Spark CrossJoin join explained

Crossjoin help us to find cartesian of tow data sets. We will understand more regarding the cross join in this article.

In below example we have two dataset and with the help of Crossjoin join method will get the final output.

 
    from pyspark.sql import SparkSession

    # Create a Spark session
    spark = SparkSession.builder \
        .appName("CrossJoinExample") \
        .getOrCreate()

    # Sample data for two DataFrames
    data1 = [("Narender", 1000), ("John", 2000)]
    data2 = [("India", 100), ("UK", 200)]

    columns1 = ["Name", "salary"]
    columns2 = ["address", "pincode"]

    df1 = spark.createDataFrame(data1, columns1)
    df2 = spark.createDataFrame(data2, columns2)

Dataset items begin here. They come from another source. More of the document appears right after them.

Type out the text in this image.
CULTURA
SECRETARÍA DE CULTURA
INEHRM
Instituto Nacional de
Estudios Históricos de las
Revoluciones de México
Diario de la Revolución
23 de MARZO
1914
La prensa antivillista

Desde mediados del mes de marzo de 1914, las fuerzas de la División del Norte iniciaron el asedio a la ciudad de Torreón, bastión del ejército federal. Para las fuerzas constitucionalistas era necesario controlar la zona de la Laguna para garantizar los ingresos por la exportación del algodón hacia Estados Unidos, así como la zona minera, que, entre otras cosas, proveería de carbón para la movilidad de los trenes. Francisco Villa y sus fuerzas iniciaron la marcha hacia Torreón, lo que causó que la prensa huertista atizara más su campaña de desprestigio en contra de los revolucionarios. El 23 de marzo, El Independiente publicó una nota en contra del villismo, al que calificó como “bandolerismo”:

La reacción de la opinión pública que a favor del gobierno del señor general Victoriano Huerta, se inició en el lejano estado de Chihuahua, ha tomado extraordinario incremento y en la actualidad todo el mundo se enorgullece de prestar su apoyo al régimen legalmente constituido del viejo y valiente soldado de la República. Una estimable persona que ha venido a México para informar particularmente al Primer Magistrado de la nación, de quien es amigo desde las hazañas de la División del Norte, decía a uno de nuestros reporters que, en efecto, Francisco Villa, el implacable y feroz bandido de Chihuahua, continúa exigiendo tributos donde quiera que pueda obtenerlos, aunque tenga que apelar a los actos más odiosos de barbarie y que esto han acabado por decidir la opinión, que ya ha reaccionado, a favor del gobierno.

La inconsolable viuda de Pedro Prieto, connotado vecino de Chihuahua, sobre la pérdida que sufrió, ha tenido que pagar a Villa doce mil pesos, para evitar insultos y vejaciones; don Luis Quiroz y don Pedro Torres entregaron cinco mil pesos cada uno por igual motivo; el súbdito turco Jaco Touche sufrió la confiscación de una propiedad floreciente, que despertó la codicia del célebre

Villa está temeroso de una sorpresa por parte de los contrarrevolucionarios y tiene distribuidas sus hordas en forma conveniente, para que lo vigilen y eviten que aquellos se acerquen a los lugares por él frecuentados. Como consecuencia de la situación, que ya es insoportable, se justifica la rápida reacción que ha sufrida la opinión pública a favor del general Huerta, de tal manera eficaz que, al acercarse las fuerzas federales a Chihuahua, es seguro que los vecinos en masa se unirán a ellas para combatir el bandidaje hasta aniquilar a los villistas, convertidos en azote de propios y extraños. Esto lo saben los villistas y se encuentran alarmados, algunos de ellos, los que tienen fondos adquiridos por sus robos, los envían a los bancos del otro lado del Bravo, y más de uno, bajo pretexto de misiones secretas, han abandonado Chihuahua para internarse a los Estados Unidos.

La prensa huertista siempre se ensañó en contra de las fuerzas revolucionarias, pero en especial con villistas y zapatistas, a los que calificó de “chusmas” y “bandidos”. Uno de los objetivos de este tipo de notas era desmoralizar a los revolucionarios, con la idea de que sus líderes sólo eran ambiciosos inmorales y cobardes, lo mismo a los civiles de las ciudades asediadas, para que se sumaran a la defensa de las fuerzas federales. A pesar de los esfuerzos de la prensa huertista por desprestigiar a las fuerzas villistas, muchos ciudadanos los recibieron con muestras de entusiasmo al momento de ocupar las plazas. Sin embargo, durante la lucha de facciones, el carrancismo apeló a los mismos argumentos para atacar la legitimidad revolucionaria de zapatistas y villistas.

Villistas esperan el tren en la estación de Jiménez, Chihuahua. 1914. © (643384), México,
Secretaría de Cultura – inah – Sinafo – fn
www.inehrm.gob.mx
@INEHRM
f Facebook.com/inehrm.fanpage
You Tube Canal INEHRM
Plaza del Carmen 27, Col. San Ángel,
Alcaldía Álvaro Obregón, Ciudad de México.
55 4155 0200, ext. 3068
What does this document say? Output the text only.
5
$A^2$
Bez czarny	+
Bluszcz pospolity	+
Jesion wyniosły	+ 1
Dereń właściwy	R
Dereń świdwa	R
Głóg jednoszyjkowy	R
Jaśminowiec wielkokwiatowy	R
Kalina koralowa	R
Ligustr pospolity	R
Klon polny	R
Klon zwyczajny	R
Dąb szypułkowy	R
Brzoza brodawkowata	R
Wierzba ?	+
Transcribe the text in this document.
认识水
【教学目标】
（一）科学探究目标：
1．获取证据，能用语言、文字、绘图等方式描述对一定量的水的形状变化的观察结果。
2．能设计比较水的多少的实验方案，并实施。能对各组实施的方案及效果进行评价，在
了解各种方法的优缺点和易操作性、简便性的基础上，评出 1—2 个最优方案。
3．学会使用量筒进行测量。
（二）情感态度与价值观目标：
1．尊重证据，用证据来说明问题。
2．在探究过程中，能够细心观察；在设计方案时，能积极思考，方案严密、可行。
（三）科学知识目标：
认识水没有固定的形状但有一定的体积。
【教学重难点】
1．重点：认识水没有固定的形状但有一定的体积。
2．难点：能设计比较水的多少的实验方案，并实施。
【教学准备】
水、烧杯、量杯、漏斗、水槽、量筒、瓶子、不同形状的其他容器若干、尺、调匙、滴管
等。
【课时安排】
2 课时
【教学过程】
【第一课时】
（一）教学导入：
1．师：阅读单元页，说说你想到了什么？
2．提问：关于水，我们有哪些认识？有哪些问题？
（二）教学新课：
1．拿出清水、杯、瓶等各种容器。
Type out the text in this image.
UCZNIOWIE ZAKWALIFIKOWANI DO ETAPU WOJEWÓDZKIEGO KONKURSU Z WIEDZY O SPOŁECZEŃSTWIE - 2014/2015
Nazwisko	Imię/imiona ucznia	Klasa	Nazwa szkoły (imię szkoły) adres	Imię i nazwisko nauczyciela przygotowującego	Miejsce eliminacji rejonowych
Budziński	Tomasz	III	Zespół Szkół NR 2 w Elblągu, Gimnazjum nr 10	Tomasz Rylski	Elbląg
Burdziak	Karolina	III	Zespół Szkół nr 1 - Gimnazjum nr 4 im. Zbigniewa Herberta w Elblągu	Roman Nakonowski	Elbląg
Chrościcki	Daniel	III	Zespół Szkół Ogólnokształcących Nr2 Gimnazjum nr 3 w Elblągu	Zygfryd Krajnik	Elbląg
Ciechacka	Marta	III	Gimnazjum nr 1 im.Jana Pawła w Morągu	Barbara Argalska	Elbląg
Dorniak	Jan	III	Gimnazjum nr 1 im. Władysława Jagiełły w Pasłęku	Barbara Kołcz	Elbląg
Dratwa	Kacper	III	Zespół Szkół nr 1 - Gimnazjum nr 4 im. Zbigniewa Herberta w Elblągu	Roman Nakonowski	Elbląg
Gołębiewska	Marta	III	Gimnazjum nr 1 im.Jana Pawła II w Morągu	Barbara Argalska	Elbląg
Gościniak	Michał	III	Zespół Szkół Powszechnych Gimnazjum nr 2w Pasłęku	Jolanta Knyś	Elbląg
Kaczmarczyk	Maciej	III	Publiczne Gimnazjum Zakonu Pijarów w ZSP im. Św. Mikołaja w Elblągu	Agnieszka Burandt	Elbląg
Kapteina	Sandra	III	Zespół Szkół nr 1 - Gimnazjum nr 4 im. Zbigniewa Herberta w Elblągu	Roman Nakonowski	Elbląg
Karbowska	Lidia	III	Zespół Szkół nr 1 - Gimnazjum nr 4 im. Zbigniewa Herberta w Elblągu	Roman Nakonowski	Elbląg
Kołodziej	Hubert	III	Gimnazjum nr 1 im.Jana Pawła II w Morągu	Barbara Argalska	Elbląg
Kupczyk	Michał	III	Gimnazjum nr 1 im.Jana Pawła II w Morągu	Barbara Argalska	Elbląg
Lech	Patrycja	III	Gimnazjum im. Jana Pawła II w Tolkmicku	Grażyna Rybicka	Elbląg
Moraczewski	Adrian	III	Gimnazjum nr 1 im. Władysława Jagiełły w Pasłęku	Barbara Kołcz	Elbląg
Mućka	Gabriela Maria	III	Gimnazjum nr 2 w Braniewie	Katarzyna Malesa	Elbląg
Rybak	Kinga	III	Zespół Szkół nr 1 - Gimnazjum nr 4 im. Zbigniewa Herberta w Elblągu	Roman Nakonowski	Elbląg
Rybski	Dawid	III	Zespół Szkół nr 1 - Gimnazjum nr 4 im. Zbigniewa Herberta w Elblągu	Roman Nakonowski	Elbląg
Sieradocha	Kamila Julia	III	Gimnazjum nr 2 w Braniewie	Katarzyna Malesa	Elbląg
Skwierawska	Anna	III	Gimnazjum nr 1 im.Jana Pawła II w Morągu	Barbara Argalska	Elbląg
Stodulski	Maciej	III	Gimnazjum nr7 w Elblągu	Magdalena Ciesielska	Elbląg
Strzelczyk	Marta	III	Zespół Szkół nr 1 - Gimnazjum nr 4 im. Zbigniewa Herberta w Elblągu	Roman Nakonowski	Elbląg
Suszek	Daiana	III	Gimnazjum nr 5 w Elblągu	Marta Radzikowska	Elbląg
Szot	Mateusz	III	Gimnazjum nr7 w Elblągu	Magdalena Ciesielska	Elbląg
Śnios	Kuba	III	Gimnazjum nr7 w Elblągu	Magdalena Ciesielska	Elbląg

    # Perform a cross join
    cross_joined_df = df1.crossJoin(df2)

    # Show the result
    cross_joined_df.show()

    # Stop the Spark session
    spark.stop()

The output of above program are below.

 
    #Output :
    #+--------+------+-------+-------+
    #|    Name|salary|address|pincode|
    #+--------+------+-------+-------+
    #|Narender|  1000|  India|    100|
    #|Narender|  1000|     UK|    200|
    #|    John|  2000|  India|    100|
    #|    John|  2000|     UK|    200|
    #+--------+------+-------+-------+